Until this month, the paid position was filled by Raymond Chavez, who was paid about $58,000 by the city this year for six months of work. The project served as a lifeline for the Hispanic Chamber when Chavez founded it in 2014.
But early supporters including Mayor David Turner and some ODC board members have since criticized poor management by the Hispanic Chamber and a struggle documenting results.
Rubio, who says he is volunteering his time leading the organization, said there is no financial connection between the Hispanic Chamber and the Odessa Hispanic Chamber Charitable Foundation — meaning no public money goes to the charity — and that he and others who serve on the charity do not get paid. Public documents list Chavez as the president of the charity.
Turner said he did not know about the charity with the same address listed as the Hispanic Chamber.
“Those are questions that certainly need to be asked,” Turner said. “It may be totally innocent, and that’s fine. But if you have mail coming to an organization that’s titled something else, it needs to be a public record. All our books are public record.”
The ODC meets Thursday and is scheduled to the upcoming budgeting process for the coming fiscal year, when it’s expected that Hispanic Chamber officials will request new funding.
Rubio, at a Thursday news conference where he declined to take questions, asked Odessans for patience and promised to release the findings of the Hispanic Chamber’s investigation once it’s complete.
Interim City Attorney Gary Landers said he is leading “negotiations” between the city and the Hispanic Chamber that “are moving along well” but declined to discuss details of those talks.
“We’ll be able to verify where all the public money went and where it’s been accounted for,” Landers said.

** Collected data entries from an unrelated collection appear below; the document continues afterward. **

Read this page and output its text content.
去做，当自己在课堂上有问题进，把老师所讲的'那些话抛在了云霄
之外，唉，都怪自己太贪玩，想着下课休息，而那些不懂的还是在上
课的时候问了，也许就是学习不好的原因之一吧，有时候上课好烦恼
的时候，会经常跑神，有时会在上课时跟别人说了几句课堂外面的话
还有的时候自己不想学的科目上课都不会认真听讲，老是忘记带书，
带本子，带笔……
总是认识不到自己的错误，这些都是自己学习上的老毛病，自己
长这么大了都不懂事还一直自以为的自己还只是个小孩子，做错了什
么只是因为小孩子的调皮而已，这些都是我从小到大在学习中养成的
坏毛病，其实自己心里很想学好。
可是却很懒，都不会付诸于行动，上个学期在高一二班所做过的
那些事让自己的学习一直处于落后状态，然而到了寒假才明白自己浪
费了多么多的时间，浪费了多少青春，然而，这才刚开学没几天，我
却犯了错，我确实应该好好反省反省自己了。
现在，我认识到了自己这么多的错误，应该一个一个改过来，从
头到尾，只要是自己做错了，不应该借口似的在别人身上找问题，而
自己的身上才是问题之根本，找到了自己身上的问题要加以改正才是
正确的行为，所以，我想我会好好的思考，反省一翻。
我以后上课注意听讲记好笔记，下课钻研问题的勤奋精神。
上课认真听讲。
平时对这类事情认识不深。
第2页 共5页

An audit by a third-party may take longer than the 60-day period the organization had per its contract with the city before its public funding stops.
Landers and Triplett-Hurt said they anticipated an outcome of the review would be greater consistency in the way organizations funded through the ODC report back to the city.
“The good that’s coming out of all of this is everything is going to be straightened out, and everything will be done as it should be,” Triplett-Hurt said.